Die Betreiber von Schneeballsystemen versprechen Anlegern hohe Renditen, schütten allerdings in der Regel nur das Geld neuer Anleger aus – ohne selbst Erträge zu erwirtschaften. Häufig verlieren die Anleger bei solchen betrügerischen Investments das gesamte eingesetzte Kapital. Das allein ist schon schlimm genug. Hinzu kommt, dass das Finanzamt für die Scheingewinne, die ein Schneeballsystem für die Anleger erwirtschaftet, auch noch Steuern verlangt. Dies gilt auch dann, wenn die Erträge den Anlegern gutgeschrieben, aber nicht ausgeschüttet, sondern wiederangelegt wurden (Bundesfinanzhof, VIII R 38/13). Solange der Anbieter zu dem Zeitpunkt noch leistungsfähig und leistungsbereit gewesen sei, müssten die Anleger auf Scheingewinne Steuern zahlen, so die Richter. Für die Besteuerung sei es unerheblich, ob der Anbieter des Investments tatsächlich alle bestehenden Forderungen der Anleger hätte erfüllen können. Erst wenn der Anbieter Zahlungsverpflichtungen nur schleppend oder gar nicht nachkomme, sei er nicht mehr leistungsbereit und leistungsfähig. Dann entfalle die Steuerpflicht.

Einkommensteuer: Gewinn sollte möglich sein

Selbstständige können betriebliche Verluste mit Einkünften steuerlich verrechnen. Das ist aber nur zulässig, wenn der Betrieb auf absehbare Zeit einen Gewinn erzielen kann. Ist das Unternehmen nur überlebensfähig, weil sich die Verluste mit dem Einkommen des Ehepartners verrechnen lassen, dann entfällt der Steuerbonus (Finanzgericht Rheinland-Pfalz, 6 K 1486/11).

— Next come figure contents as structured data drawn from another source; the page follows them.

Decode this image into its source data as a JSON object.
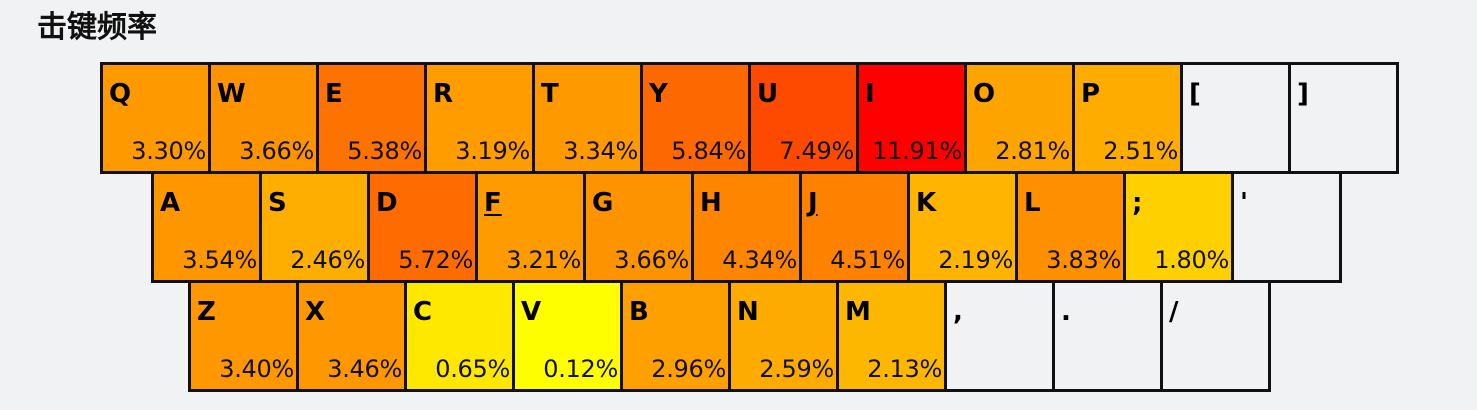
{
  "title": "击键频率",
  "keyboard": {
    "rows": [
      [
        {
          "letter": "Q",
          "pct": "3.30%",
          "color": "#fe9a00"
        },
        {
          "letter": "W",
          "pct": "3.66%",
          "color": "#fe9300"
        },
        {
          "letter": "E",
          "pct": "5.38%",
          "color": "#fe7200"
        },
        {
          "letter": "R",
          "pct": "3.19%",
          "color": "#fe9c00"
        },
        {
          "letter": "T",
          "pct": "3.34%",
          "color": "#fe9900"
        },
        {
          "letter": "Y",
          "pct": "5.84%",
          "color": "#fe6800"
        },
        {
          "letter": "U",
          "pct": "7.49%",
          "color": "#fe4a00"
        },
        {
          "letter": "I",
          "pct": "11.91%",
          "color": "#fe0000"
        },
        {
          "letter": "O",
          "pct": "2.81%",
          "color": "#fea400"
        },
        {
          "letter": "P",
          "pct": "2.51%",
          "color": "#fead00"
        },
        {
          "letter": "[",
          "pct": "",
          "color": "#f0f2f4"
        },
        {
          "letter": "]",
          "pct": "",
          "color": "#f0f2f4"
        }
      ],
      [
        {
          "letter": "A",
          "pct": "3.54%",
          "color": "#fe9600"
        },
        {
          "letter": "S",
          "pct": "2.46%",
          "color": "#feae00"
        },
        {
          "letter": "D",
          "pct": "5.72%",
          "color": "#fe6b00"
        },
        {
          "letter": "F",
          "pct": "3.21%",
          "color": "#fe9b00",
          "underline": true
        },
        {
          "letter": "G",
          "pct": "3.66%",
          "color": "#fe9300"
        },
        {
          "letter": "H",
          "pct": "4.34%",
          "color": "#fe8500"
        },
        {
          "letter": "J",
          "pct": "4.51%",
          "color": "#fe8200",
          "underline": true
        },
        {
          "letter": "K",
          "pct": "2.19%",
          "color": "#feb400"
        },
        {
          "letter": "L",
          "pct": "3.83%",
          "color": "#fe9000"
        },
        {
          "letter": ";",
          "pct": "1.80%",
          "color": "#fed000"
        },
        {
          "letter": "'",
          "pct": "",
          "color": "#f0f2f4"
        }
      ],
      [
        {
          "letter": "Z",
          "pct": "3.40%",
          "color": "#fe9700"
        },
        {
          "letter": "X",
          "pct": "3.46%",
          "color": "#fe9700"
        },
        {
          "letter": "C",
          "pct": "0.65%",
          "color": "#fee800"
        },
        {
          "letter": "V",
          "pct": "0.12%",
          "color": "#fefe00"
        },
        {
          "letter": "B",
          "pct": "2.96%",
          "color": "#fea100"
        },
        {
          "letter": "N",
          "pct": "2.59%",
          "color": "#feab00"
        },
        {
          "letter": "M",
          "pct": "2.13%",
          "color": "#feb700"
        },
        {
          "letter": ",",
          "pct": "",
          "color": "#f0f2f4"
        },
        {
          "letter": ".",
          "pct": "",
          "color": "#f0f2f4"
        },
        {
          "letter": "/",
          "pct": "",
          "color": "#f0f2f4"
        }
      ]
    ]
  }
}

Abfindung: Niedriger Steuersatz

Ein Arbeitgeber löst ein Arbeitsverhältnis auf und zahlt dem Entlassenen eine Abfindung. Wenn diese Abfindung dazu führt, dass der Arbeitnehmer im gesamten Steuerjahr mehr verdient, als wenn er bis zum Jahresende in seinem alten Job geblieben wäre, muss dieser Betrag nur mit einem ermäßigten und nicht mit dem persönlichen Satz versteuert werden (Bundesfinanzhof, IX R 33/13).